Bill C-234 was passed in the House of Commons in March 2023 and would exempt farmers from paying the fuel charge on farming operations that require the use of fossil fuels, including natural gas and propane. While it does present the potential for an overlap with the existing rebate that is offered, the government has the capacity to resolve this concern by directing the Canada Revenue Agency to not process the rebates in the provinces where an exemption exists.
Bill C-234 will let farmers keep more cash in their pockets so they can in turn invest back into their operations, potentially with a focus on new technologies.
The reality for farmers is that they are currently paying more in surcharges than they get back in refunds, and if there are more exemptions, more efforts can be put into advancing technologies, specifically with regards to grain drying. There currently appears to be limited viable fuel options for grain dryers available to farmers.

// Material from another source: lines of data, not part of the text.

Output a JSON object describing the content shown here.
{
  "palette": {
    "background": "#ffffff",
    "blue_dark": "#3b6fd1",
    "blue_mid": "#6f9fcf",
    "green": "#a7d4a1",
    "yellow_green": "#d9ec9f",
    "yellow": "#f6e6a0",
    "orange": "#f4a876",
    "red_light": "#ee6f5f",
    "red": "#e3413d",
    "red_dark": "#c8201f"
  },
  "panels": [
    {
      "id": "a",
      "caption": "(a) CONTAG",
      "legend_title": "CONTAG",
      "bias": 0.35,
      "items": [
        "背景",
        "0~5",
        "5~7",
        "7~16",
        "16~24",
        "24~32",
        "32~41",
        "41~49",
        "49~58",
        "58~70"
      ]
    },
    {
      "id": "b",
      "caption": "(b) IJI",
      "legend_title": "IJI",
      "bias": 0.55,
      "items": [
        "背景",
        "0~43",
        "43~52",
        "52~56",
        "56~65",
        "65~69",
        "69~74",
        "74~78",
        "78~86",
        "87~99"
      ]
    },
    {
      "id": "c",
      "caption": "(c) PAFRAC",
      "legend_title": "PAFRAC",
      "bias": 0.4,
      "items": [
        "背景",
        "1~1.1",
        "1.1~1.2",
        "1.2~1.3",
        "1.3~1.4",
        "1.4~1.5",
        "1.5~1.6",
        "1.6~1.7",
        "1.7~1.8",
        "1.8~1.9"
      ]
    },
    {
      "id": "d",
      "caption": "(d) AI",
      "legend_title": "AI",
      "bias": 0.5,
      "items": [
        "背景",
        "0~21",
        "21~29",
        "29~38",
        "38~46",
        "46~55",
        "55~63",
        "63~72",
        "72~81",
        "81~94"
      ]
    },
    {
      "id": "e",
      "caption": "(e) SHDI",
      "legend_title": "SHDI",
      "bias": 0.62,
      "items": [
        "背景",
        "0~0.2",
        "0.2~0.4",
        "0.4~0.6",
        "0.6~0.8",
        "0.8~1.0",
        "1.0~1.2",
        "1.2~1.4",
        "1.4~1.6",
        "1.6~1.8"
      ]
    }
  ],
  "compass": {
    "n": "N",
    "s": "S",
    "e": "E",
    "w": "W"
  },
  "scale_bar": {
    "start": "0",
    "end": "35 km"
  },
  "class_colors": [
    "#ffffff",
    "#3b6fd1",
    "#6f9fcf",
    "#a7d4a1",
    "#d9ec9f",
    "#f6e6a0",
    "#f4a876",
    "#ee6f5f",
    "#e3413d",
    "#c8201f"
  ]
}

The federal government announced a $50 million funding stream for the purchase and research of more efficient grain dryers in 2021 and will soon be launched as the $15 billion Canada Growth Fund, which will also be able to help mobilize resources to tackle problems like this.
Bill C-234 includes a sunset clause that would expire after eight years from the date of royal assent, allowing the government of the day to determine if there are viable alternatives in place other than natural gas and propane for food production.
In summary, Bill C-234 attempts to establish a targeted and time-limited carbon pricing exemption for specified on-farm fuel uses and will ensure farmers have the capital needed to invest in on-farm efficiencies and sustainability improvements. Consult your trusted adviser to see how Bill C-234 will impact your operations.